On a single GPU, the team found that NVFP4 and TeaCache provide a great tradeoff between speedup and output quality, delivering roughly 2x speedups each. torch.compile is a near-lossless acceleration technique that the majority developers are conversant in, but the advantages are limited. CUDA Graphs are mostly helpful for multi-GPU inference, unlocking incremental scaling using multiple GPUs on NVIDIA B200. Finally, the general pipeline proves robust with FP8 quantization of the text encoder, providing additional advantages for large-scale deployments.
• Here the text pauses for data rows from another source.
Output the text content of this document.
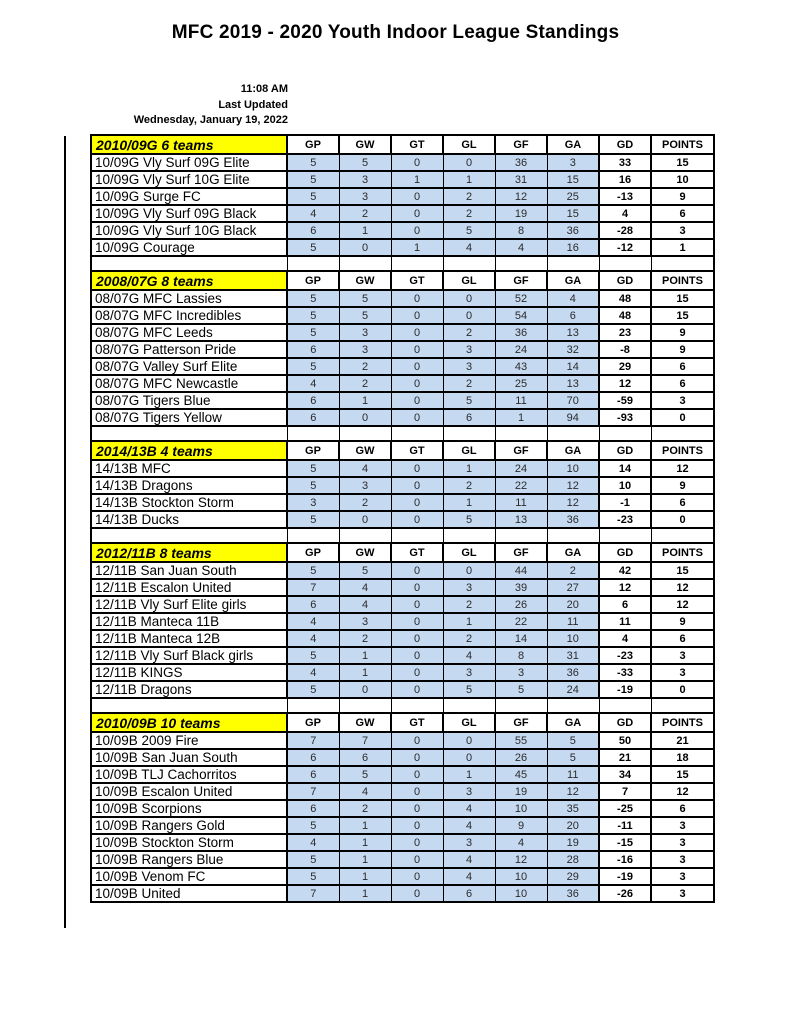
MFC 2019 - 2020 Youth Indoor League Standings
11:08 AM
Last Updated
Wednesday, January 19, 2022
2010/09G 6 teams	GP	GW	GT	GL	GF	GA	GD	POINTS
10/09G Vly Surf 09G Elite	5	5	0	0	36	3	33	15
10/09G Vly Surf 10G Elite	5	3	1	1	31	15	16	10
10/09G Surge FC	5	3	0	2	12	25	-13	9
10/09G Vly Surf 09G Black	4	2	0	2	19	15	4	6
10/09G Vly Surf 10G Black	6	1	0	5	8	36	-28	3
10/09G Courage	5	0	1	4	4	16	-12	1

2008/07G 8 teams	GP	GW	GT	GL	GF	GA	GD	POINTS
08/07G MFC Lassies	5	5	0	0	52	4	48	15
08/07G MFC Incredibles	5	5	0	0	54	6	48	15
08/07G MFC Leeds	5	3	0	2	36	13	23	9
08/07G Patterson Pride	6	3	0	3	24	32	-8	9
08/07G Valley Surf Elite	5	2	0	3	43	14	29	6
08/07G MFC Newcastle	4	2	0	2	25	13	12	6
08/07G Tigers Blue	6	1	0	5	11	70	-59	3
08/07G Tigers Yellow	6	0	0	6	1	94	-93	0

2014/13B 4 teams	GP	GW	GT	GL	GF	GA	GD	POINTS
14/13B MFC	5	4	0	1	24	10	14	12
14/13B Dragons	5	3	0	2	22	12	10	9
14/13B Stockton Storm	3	2	0	1	11	12	-1	6
14/13B Ducks	5	0	0	5	13	36	-23	0

2012/11B 8 teams	GP	GW	GT	GL	GF	GA	GD	POINTS
12/11B San Juan South	5	5	0	0	44	2	42	15
12/11B Escalon United	7	4	0	3	39	27	12	12
12/11B Vly Surf Elite girls	6	4	0	2	26	20	6	12
12/11B Manteca 11B	4	3	0	1	22	11	11	9
12/11B Manteca 12B	4	2	0	2	14	10	4	6
12/11B Vly Surf Black girls	5	1	0	4	8	31	-23	3
12/11B KINGS	4	1	0	3	3	36	-33	3
12/11B Dragons	5	0	0	5	5	24	-19	0

2010/09B 10 teams	GP	GW	GT	GL	GF	GA	GD	POINTS
10/09B 2009 Fire	7	7	0	0	55	5	50	21
10/09B San Juan South	6	6	0	0	26	5	21	18
10/09B TLJ Cachorritos	6	5	0	1	45	11	34	15
10/09B Escalon United	7	4	0	3	19	12	7	12
10/09B Scorpions	6	2	0	4	10	35	-25	6
10/09B Rangers Gold	5	1	0	4	9	20	-11	3
10/09B Stockton Storm	4	1	0	3	4	19	-15	3
10/09B Rangers Blue	5	1	0	4	12	28	-16	3
10/09B Venom FC	5	1	0	4	10	29	-19	3
10/09B United	7	1	0	6	10	36	-26	3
On multi-GPU, the TensorRT-LLM visual_gen sequence parallelism delivers near-linear scaling as when adding more GPUs. The identical effect is observed on NVIDIA Blackwell B200 and GB200 and NVIDIA Blackwell Ultra B300 and GB300 GPUs. Additional optimizations are in progress for NVIDIA Blackwell Ultra GPUs.


Start with FLUX.2 on NVIDIA Blackwell GPUs
FLUX.2 is a big advancement in image generation, successfully combining high-quality outputs with user-friendly deployment options. The NVIDIA team, in collaboration with BFL, achieved substantial acceleration for FLUX.2 [dev] on probably the most powerful NVIDIA data center GPUs.
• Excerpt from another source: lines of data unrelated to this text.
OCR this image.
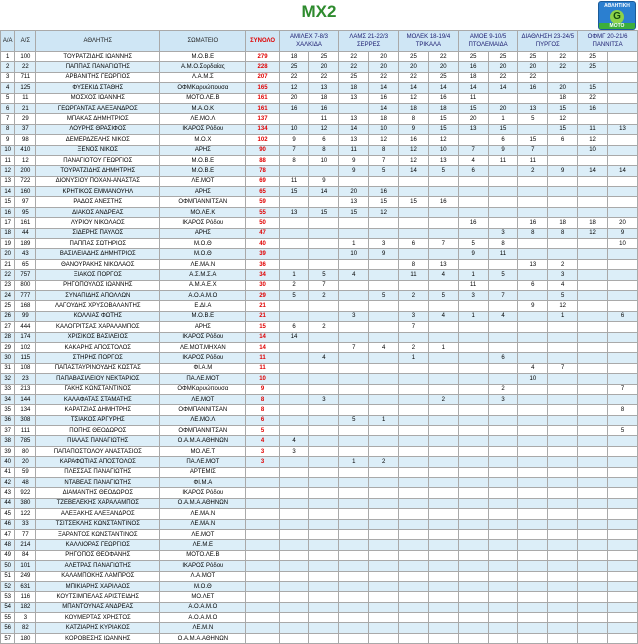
MX2	ΑΘΛΗΤΙΚΗ
G
ΜΟΤΟ
Α/Α	Α/Σ	ΑΘΛΗΤΗΣ	ΣΩΜΑΤΕΙΟ	ΣΥΝΟΛΟ	ΑΜΙΛΕΧ 7-8/3 ΧΑΛΚΙΔΑ		ΛΑΜΣ 21-22/3 ΣΕΡΡΕΣ		ΜΟΛΕΚ 18-19/4 ΤΡΙΚΑΛΑ		ΑΜΟΕ 9-10/5 ΠΤΟΛΕΜΑΙΔΑ		ΔΙΑΘΛΗΣΗ 23-24/5 ΠΥΡΓΟΣ		ΟΦΜΓ 20-21/6 ΠΑΝΝΙΤΣΑ	
1	100	ΤΟΥΡΑΤΖΙΔΗΣ ΙΩΑΝΝΗΣ	Μ.Ο.Β.Ε	279	18	25	22	20	25	22	25	25	25	22	25	
2	22	ΠΑΠΠΑΣ ΠΑΝΑΓΙΩΤΗΣ	Α.Μ.Ο.Σορδαίας	228	25	20	22	20	20	20	16	20	20	22	25	
3	711	ΑΡΒΑΝΙΤΗΣ ΓΕΩΡΓΙΟΣ	Λ.Α.Μ.Σ	207	22	22	25	22	22	25	18	22	22			
4	125	ΦΥΣΕΚΙΔ ΣΤΑΘΗΣ	ΟΦΜΚαρυώπουσα	165	12	13	18	14	14	14	14	14	16	20	15	
5	11	ΜΟΣΧΟΣ ΙΩΑΝΝΗΣ	ΜΟΤΟ.ΛΕ.Β	161	20	18	13	16	12	16	11			18	22	
6	21	ΓΕΩΡΓΑΝΤΑΣ ΑΛΕΞΑΝΔΡΟΣ	Μ.Α.Ο.Κ	161	16	16		14	18	18	15	20	13	15	16	
7	29	ΜΠΑΚΑΣ ΔΗΜΗΤΡΙΟΣ	ΛΕ.ΜΟ.Λ	137		11	13	18	8	15	20	1	5	12		
8	37	ΛΟΥΡΗΣ ΘΡΑΣΙΦΟΣ	ΙΚΑΡΟΣ Ρόδου	134	10	12	14	10	9	15	13	15		15	11	13
9	98	ΔΕΜΕΡΔΖΕΛΗΣ ΝΙΚΟΣ	Μ.Ο.Χ	102	9	6	13	12	16	12		6	15	6	12	
10	410	ΞΕΝΟΣ ΝΙΚΟΣ	ΑΡΗΣ	90	7	8	11	8	12	10	7	9	7		10	
11	12	ΠΑΝΑΓΙΟΤΟΥ ΓΕΩΡΓΙΟΣ	Μ.Ο.Β.Ε	88	8	10	9	7	12	13	4	11	11			
12	200	ΤΟΥΡΑΤΖΙΔΗΣ ΔΗΜΗΤΡΗΣ	Μ.Ο.Β.Ε	78			9	5	14	5	6		2	9	14	14
13	722	ΔΙΟΝΥΣΙΟΥ ΠΟΧΑΝ-ΑΝΑΣΤΑΣ	ΛΕ.ΜΟΤ	69	11	9										
14	160	ΚΡΗΤΙΚΟΣ ΕΜΜΑΝΟΥΗΛ	ΑΡΗΣ	65	15	14	20	16								
15	97	ΡΑΔΟΣ ΑΝΕΣΤΗΣ	ΟΦΜΠΑΝΝΙΤΣΑΝ	59			13	15	15	16						
16	95	ΔΙΑΚΟΣ ΑΝΔΡΕΑΣ	ΜΟ.ΛΕ.Κ	55	13	15	15	12								
17	161	ΛΥΡΙΟΥ ΝΙΚΟΛΑΟΣ	ΙΚΑΡΟΣ Ρόδου	50							16		16	18	18	20
18	44	ΣΙΔΕΡΗΣ ΠΑΥΛΟΣ	ΑΡΗΣ	47								3	8	8	12	9
19	189	ΠΑΠΠΑΣ ΣΩΤΗΡΙΟΣ	Μ.Ο.Θ	40			1	3	6	7	5	8				10
20	43	ΒΑΣΙΛΕΙΑΔΗΣ ΔΗΜΗΤΡΙΟΣ	Μ.Ο.Θ	39			10	9			9	11				
21	65	ΘΑΝΟΥΡΑΚΗΣ ΝΙΚΟΛΑΟΣ	ΛΕ.ΜΑ.Ν	36					8	13			13	2		
22	757	ΞΙΑΚΟΣ ΠΟΡΓΟΣ	Α.Σ.Μ.Σ.Α	34	1	5	4		11	4	1	5		3		
23	800	ΡΗΓΟΠΟΥΛΟΣ ΙΩΑΝΝΗΣ	Α.Μ.Α.Ε.Χ	30	2	7					11		6	4		
24	777	ΣΥΝΑΠΙΔΗΣ ΑΠΟΛΛΩΝ	Α.Ο.Α.Μ.Ο	29	5	2		5	2	5	3	7		5		
25	168	ΛΑΓΟΥΔΗΣ ΧΡΥΣΟΒΑΛΑΝΤΗΣ	Ε.ΔΙ.Α	21									9	12		
26	99	ΚΟΛΛΙΑΣ ΦΩΤΗΣ	Μ.Ο.Β.Ε	21			3		3	4	1	4		1		6
27	444	ΚΑΛΟΓΡΙΤΣΑΣ ΧΑΡΑΛΑΜΠΟΣ	ΑΡΗΣ	15	6	2			7							
28	174	ΧΡΙΣΙΚΟΣ ΒΑΣΙΛΕΙΟΣ	ΙΚΑΡΟΣ Ρόδου	14	14											
29	102	ΚΑΚΑΡΗΣ ΑΠΟΣΤΟΛΟΣ	ΛΕ.ΜΟΤ.ΜΗΧΑΝ	14			7	4	2	1						
30	115	ΣΤΗΡΗΣ ΠΟΡΓΟΣ	ΙΚΑΡΟΣ Ρόδου	11		4			1			6				
31	108	ΠΑΠΑΣΤΑΥΡΙΝΟΥΔΗΣ ΚΩΣΤΑΣ	ΦΙ.Α.Μ	11									4	7		
32	23	ΠΑΠΑΒΑΣΙΛΕΙΟΥ ΝΕΚΤΑΡΙΟΣ	ΠΑ.ΛΕ.ΜΟΤ	10									10			
33	213	ΓΑΚΗΣ ΚΩΝΣΤΑΝΤΙΝΟΣ	ΟΦΜΚαρυώπουσα	9								2				7
34	144	ΚΑΛΑΦΑΤΑΣ ΣΤΑΜΑΤΗΣ	ΛΕ.ΜΟΤ	8		3				2		3				
35	134	ΚΑΡΑΤΖΙΑΣ ΔΗΜΗΤΡΗΣ	ΟΦΜΠΑΝΝΙΤΣΑΝ	8												8
36	308	ΤΣΙΑΚΟΣ ΑΡΓΥΡΗΣ	ΛΕ.ΜΟ.Λ	6			5	1								
37	111	ΠΟΠΗΣ ΘΕΟΔΩΡΟΣ	ΟΦΜΠΑΝΝΙΤΣΑΝ	5												5
38	785	ΠΙΑΛΑΣ ΠΑΝΑΓΙΩΤΗΣ	Ο.Α.Μ.Α.ΑΘΗΝΩΝ	4	4											
39	80	ΠΑΠΑΠΟΣΤΟΛΟΥ ΑΝΑΣΤΑΣΙΟΣ	ΜΟ.ΛΕ.Τ	3	3											
40	20	ΚΑΡΑΦΩΤΙΑΣ ΑΠΟΣΤΟΛΟΣ	ΠΑ.ΛΕ.ΜΟΤ	3			1	2								
41	59	ΠΛΕΣΣΑΣ ΠΑΝΑΓΙΩΤΗΣ	ΑΡΤΕΜΙΣ													
42	48	ΝΤΑΒΕΑΣ ΠΑΝΑΓΙΩΤΗΣ	ΦΙ.Μ.Α													
43	922	ΔΙΑΜΑΝΤΗΣ ΘΕΟΔΩΡΟΣ	ΙΚΑΡΟΣ Ρόδου													
44	380	ΤΖΕΒΕΛΕΚΗΣ ΧΑΡΑΛΑΜΠΟΣ	Ο.Α.Μ.Α.ΑΘΗΝΩΝ													
45	122	ΑΛΕΞΑΚΗΣ ΑΛΕΞΑΝΔΡΟΣ	ΛΕ.ΜΑ.Ν													
46	33	ΤΣΙΤΣΕΚΛΗΣ ΚΩΝΣΤΑΝΤΙΝΟΣ	ΛΕ.ΜΑ.Ν													
47	77	ΞΑΡΑΝΤΟΣ ΚΩΝΣΤΑΝΤΙΝΟΣ	ΛΕ.ΜΟΤ													
48	214	ΚΑΛΛΙΟΡΑΣ ΓΕΩΡΓΙΟΣ	ΛΕ.Μ.Ε													
49	84	ΡΗΓΟΠΟΣ ΘΕΟΦΑΝΗΣ	ΜΟΤΟ.ΛΕ.Β													
50	101	ΑΛΕΤΡΑΣ ΠΑΝΑΓΙΩΤΗΣ	ΙΚΑΡΟΣ Ρόδου													
51	249	ΚΑΛΑΜΠΟΚΗΣ ΛΑΜΠΡΟΣ	Λ.Α.ΜΟΤ													
52	631	ΜΠΙΚΙΑΡΗΣ ΧΑΡΙΛΑΟΣ	Μ.Ο.Θ													
53	116	ΚΟΥΤΣΙΜΠΕΛΑΣ ΑΡΙΣΤΕΙΔΗΣ	ΜΟ.ΛΕΤ													
54	182	ΜΠΑΝΤΟΥΝΑΣ ΑΝΔΡΕΑΣ	Α.Ο.Α.Μ.Ο													
55	3	ΚΟΥΜΕΡΤΑΣ ΧΡΗΣΤΟΣ	Α.Ο.Α.Μ.Ο													
56	82	ΚΑΤΖΙΑΡΗΣ ΚΥΡΙΑΚΟΣ	ΛΕ.Μ.Ν													
57	180	ΚΟΡΟΒΕΣΗΣ ΙΩΑΝΝΗΣ	Ο.Α.Μ.Α.ΑΘΗΝΩΝ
Applying recent techniques to the FLUX.2 [dev] model, including NVFP4 quantization and TeaCaching, delivers a strong generational leap in inference speed. The combined effect of those optimizations is a remarkable reduction in latency, enabling efficient deployment on NVIDIA data center GPUs.
To start constructing your individual inference pipeline with these state-of-the-art optimizations, try the end-to-end FLUX.2 example and accompanying code on the NVIDIA/TensorRT-LLM/visual_gen GitHub repo.